Kegiatan yang diinisiasi oleh Dinas Penanaman Modal dan Pelayanan Terpadu Satu Pintu (DPMPTSP) Provinsi Sulawesi Tengah ini bukan sekadar ajang pemilihan duta, tetapi menjadi panggung strategis untuk memperkenalkan potensi daerah kepada investor, baik nasional maupun global.
Dalam kompetisi tersebut, Moh. Abid T. Akase dari Tolitoli dan Zaskia Felisha dari Morowali berhasil meraih gelar Juara I kategori pria dan wanita, mengungguli puluhan finalis dari berbagai kabupaten/kota di Sulawesi Tengah.
Bupati Parigi Moutong, H. Erwin Burase, dalam sambutannya menyampaikan apresiasi atas kepercayaan yang diberikan Pemerintah Provinsi Sulawesi Tengah kepada Parigi Moutong sebagai tuan rumah perdana. Ia menyebut momentum ini sebagai “kado istimewa” di usia ke-24 daerahnya.
“Tema ‘Dari Desa Membangun Daerah Maju, Mandiri, dan Berkelanjutan’ sangat selaras dengan semangat promosi investasi.
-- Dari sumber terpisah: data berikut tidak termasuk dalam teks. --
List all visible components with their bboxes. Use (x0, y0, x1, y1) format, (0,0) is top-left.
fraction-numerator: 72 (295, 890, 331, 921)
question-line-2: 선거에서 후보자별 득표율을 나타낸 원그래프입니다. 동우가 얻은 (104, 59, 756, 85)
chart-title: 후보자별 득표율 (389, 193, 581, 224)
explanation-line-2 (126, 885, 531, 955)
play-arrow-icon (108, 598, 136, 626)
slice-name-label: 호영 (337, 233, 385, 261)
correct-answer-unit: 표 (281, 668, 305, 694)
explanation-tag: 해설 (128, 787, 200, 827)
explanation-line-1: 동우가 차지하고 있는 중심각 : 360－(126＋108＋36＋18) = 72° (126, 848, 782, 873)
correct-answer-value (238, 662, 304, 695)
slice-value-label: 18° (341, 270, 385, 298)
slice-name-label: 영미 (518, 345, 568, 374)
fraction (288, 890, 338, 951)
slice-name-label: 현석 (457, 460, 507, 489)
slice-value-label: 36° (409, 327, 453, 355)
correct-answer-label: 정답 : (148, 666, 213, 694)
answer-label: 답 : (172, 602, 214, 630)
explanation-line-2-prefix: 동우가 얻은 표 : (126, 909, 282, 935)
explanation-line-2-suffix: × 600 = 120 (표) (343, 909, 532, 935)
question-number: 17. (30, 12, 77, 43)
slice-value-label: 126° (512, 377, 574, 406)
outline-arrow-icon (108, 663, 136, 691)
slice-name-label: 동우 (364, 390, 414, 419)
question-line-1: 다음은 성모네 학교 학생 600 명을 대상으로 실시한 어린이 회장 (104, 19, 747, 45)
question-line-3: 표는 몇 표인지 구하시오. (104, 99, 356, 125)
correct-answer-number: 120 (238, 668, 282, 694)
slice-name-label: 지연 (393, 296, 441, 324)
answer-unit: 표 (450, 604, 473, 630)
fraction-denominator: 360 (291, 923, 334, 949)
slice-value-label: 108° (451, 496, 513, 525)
Ini menjadi langkah nyata memperkenalkan potensi desa ke tingkat global,” ujarnya.
Lebih lanjut, Bupati menegaskan arah pembangunan ekonomi daerah kini berfokus pada hilirisasi industri berbasis potensi lokal. Komoditas unggulan seperti kakao, kelapa, padi, dan jagung tidak lagi hanya dijual sebagai bahan mentah, tetapi diarahkan menjadi produk bernilai tambah tinggi.
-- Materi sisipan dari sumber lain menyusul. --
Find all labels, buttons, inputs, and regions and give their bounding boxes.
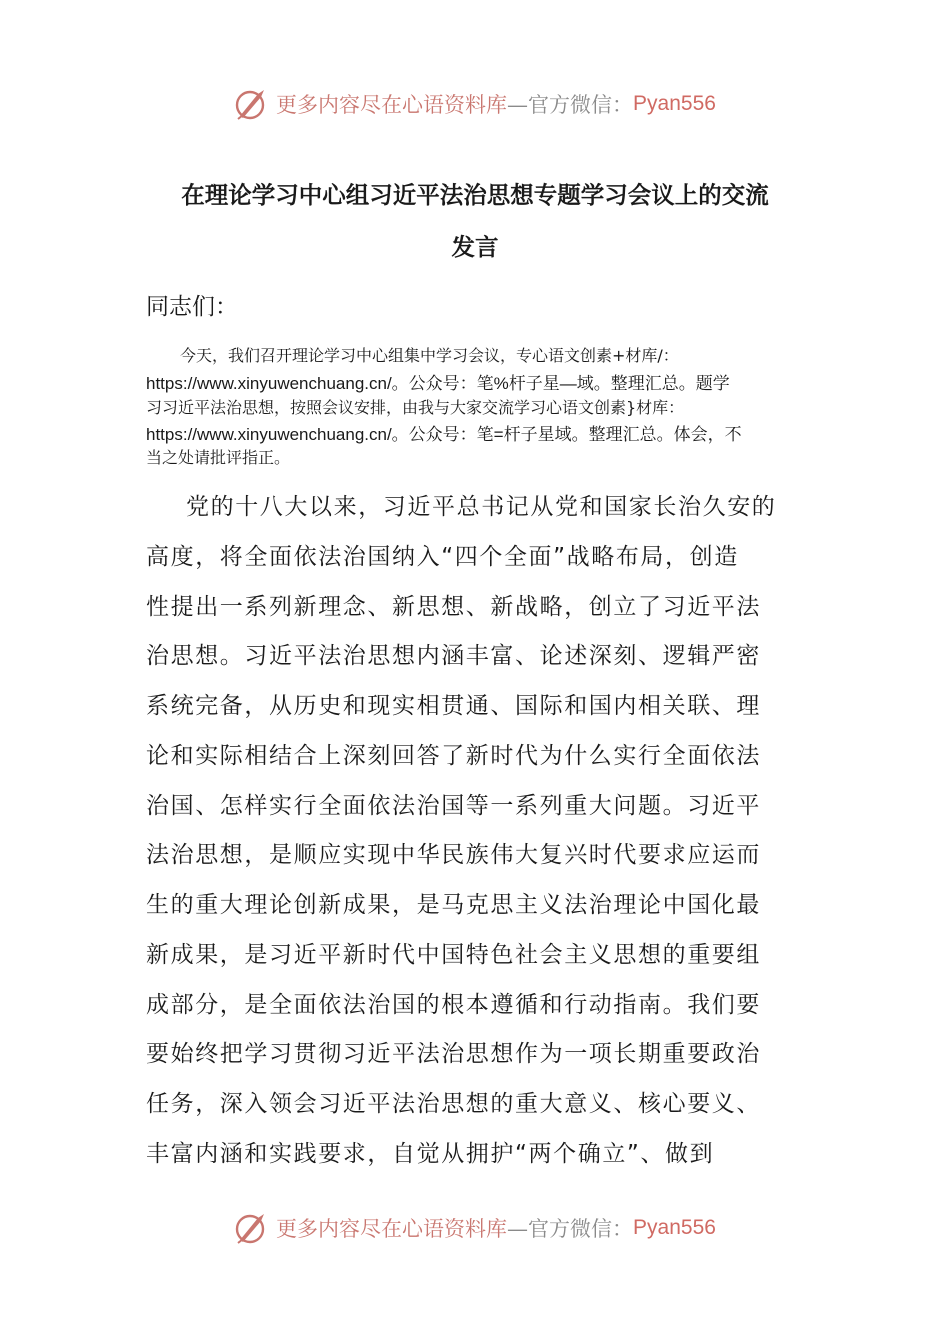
intro-line: 今天，我们召开理论学习中心组集中学习会议，专心语文创素+材库/： bbox=[180, 346, 679, 365]
header-banner bbox=[0, 84, 950, 124]
document-title-line-2: 发言 bbox=[451, 233, 499, 261]
document-title-line-1: 在理论学习中心组习近平法治思想专题学习会议上的交流 bbox=[181, 181, 769, 209]
banner-official-label: —官方微信： bbox=[507, 1217, 634, 1241]
intro-line bbox=[146, 369, 806, 394]
body-line: 党的十八大以来，习近平总书记从党和国家长治久安的 bbox=[186, 494, 777, 520]
body-line: 系统完备，从历史和现实相贯通、国际和国内相关联、理 bbox=[146, 693, 761, 719]
body-line: 法治思想，是顺应实现中华民族伟大复兴时代要求应运而 bbox=[146, 842, 761, 868]
intro-line-text: https://www.xinyuwenchuang.cn/。公众号：笔%杆子星—域。整理汇总。题学 bbox=[146, 374, 730, 393]
body-line: 丰富内涵和实践要求，自觉从拥护“两个确立”、做到 bbox=[146, 1141, 715, 1167]
pen-logo-icon bbox=[234, 86, 270, 122]
body-line: 新成果，是习近平新时代中国特色社会主义思想的重要组 bbox=[146, 942, 761, 968]
intro-line: 当之处请批评指正。 bbox=[146, 448, 291, 467]
body-line: 治国、怎样实行全面依法治国等一系列重大问题。习近平 bbox=[146, 793, 761, 819]
body-line: 治思想。习近平法治思想内涵丰富、论述深刻、逻辑严密 bbox=[146, 643, 761, 669]
body-line: 论和实际相结合上深刻回答了新时代为什么实行全面依法 bbox=[146, 743, 761, 769]
intro-line-text: https://www.xinyuwenchuang.cn/。公众号：笔=杆子星域。整理汇总。体会，不 bbox=[146, 425, 742, 444]
intro-line bbox=[146, 420, 806, 445]
body-line: 要始终把学习贯彻习近平法治思想作为一项长期重要政治 bbox=[146, 1041, 761, 1067]
banner-wechat-handle: Pyan556 bbox=[633, 1216, 716, 1239]
body-line: 任务，深入领会习近平法治思想的重大意义、核心要义、 bbox=[146, 1091, 761, 1117]
body-line: 生的重大理论创新成果，是马克思主义法治理论中国化最 bbox=[146, 892, 761, 918]
body-line: 成部分，是全面依法治国的根本遵循和行动指南。我们要 bbox=[146, 992, 761, 1018]
pen-logo-icon bbox=[234, 1210, 270, 1246]
intro-line: 习习近平法治思想，按照会议安排，由我与大家交流学习心语文创素}材库： bbox=[146, 398, 685, 417]
banner-slogan: 更多内容尽在心语资料库 bbox=[276, 93, 508, 117]
body-line: 性提出一系列新理念、新思想、新战略，创立了习近平法 bbox=[146, 594, 761, 620]
footer-banner bbox=[0, 1208, 950, 1248]
banner-slogan: 更多内容尽在心语资料库 bbox=[276, 1217, 508, 1241]
banner-wechat-handle: Pyan556 bbox=[633, 92, 716, 115]
body-line: 高度，将全面依法治国纳入“四个全面”战略布局，创造 bbox=[146, 544, 739, 570]
banner-official-label: —官方微信： bbox=[507, 93, 634, 117]
salutation: 同志们： bbox=[146, 294, 238, 320]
“Kita ingin petani dan nelayan menikmati hasil lebih besar. Kakao bisa menjadi cokelat premium, kelapa menjadi produk turunan seperti kosmetik, dan hasil pertanian lainnya diolah menjadi produk industri,” jelasnya.
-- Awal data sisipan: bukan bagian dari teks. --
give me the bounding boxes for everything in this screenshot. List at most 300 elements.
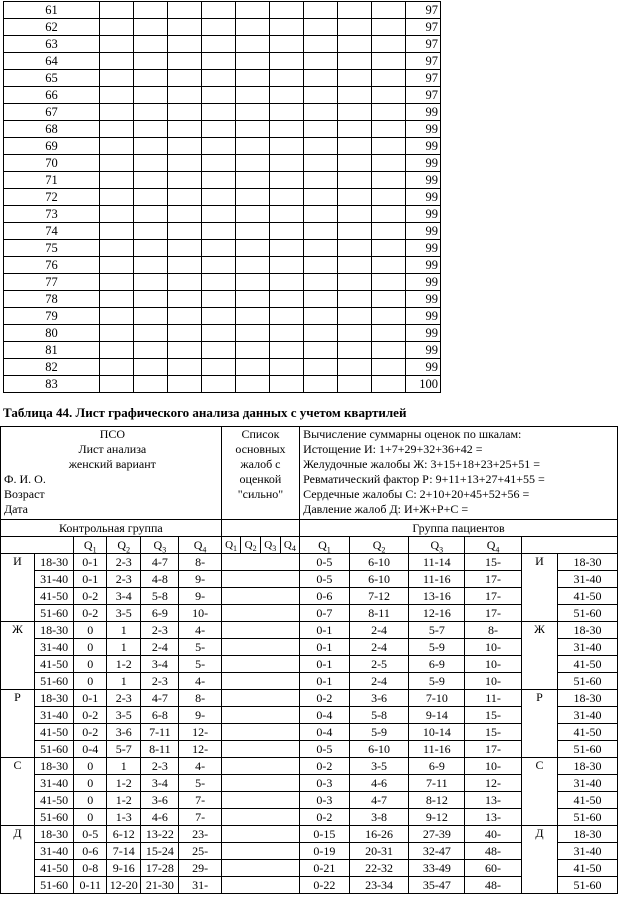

Sementara itu, Kepala DPMPTSP Sulawesi Tengah, Moh. Rifani Pakamundi, mengungkapkan bahwa Sulawesi Tengah saat ini berada di posisi strategis dalam peta investasi nasional, bahkan masuk lima besar daerah tujuan investasi dan unggul dalam sektor hilirisasi.
Menurutnya, kehadiran Duta Promosi Investasi menjadi langkah inovatif untuk melibatkan generasi muda sebagai jembatan informasi antara potensi daerah dan investor.
“Mereka adalah wajah baru promosi daerah. Tidak hanya mampu berkomunikasi dengan baik, tetapi juga memahami potensi unggulan seperti durian, pariwisata, dan sektor lainnya yang siap ditawarkan ke pasar global,” terangnya.
Sebanyak 34 finalis dari seluruh Sulawesi Tengah turut ambil bagian dalam ajang ini. Para peserta diharapkan mampu menjadi agen perubahan yang aktif mempromosikan peluang investasi secara kreatif, inovatif, dan berbasis data.
Sebagai tuan rumah, Parigi Moutong menampilkan potensi unggulan daerah, mulai dari komoditas durian untuk pasar ekspor, kekayaan wisata bahari dan pegunungan, hingga konsep desa mandiri yang ramah investasi dan berkelanjutan.
Dalam kesempatan tersebut, Bupati juga menegaskan tiga komitmen utama pembangunan daerah, yakni mendorong hilirisasi berbasis desa, memperkuat kemitraan strategis antara investor dan masyarakat, serta memastikan investasi berjalan dengan prinsip ramah lingkungan.
Ajang ini sekaligus menjadi sinyal kuat bahwa Sulawesi Tengah, khususnya Parigi Moutong, siap bertransformasi menjadi daerah yang tidak hanya kaya sumber daya, tetapi juga mampu mengelolanya secara berkelanjutan dan berdaya saing global.
“Mari jadikan momentum ini sebagai titik awal. Dari desa, kita bangun kekuatan ekonomi dan kita gaungkan potensi daerah ke dunia,” tutup Bupati, disambut tepuk tangan meriah para hadirin.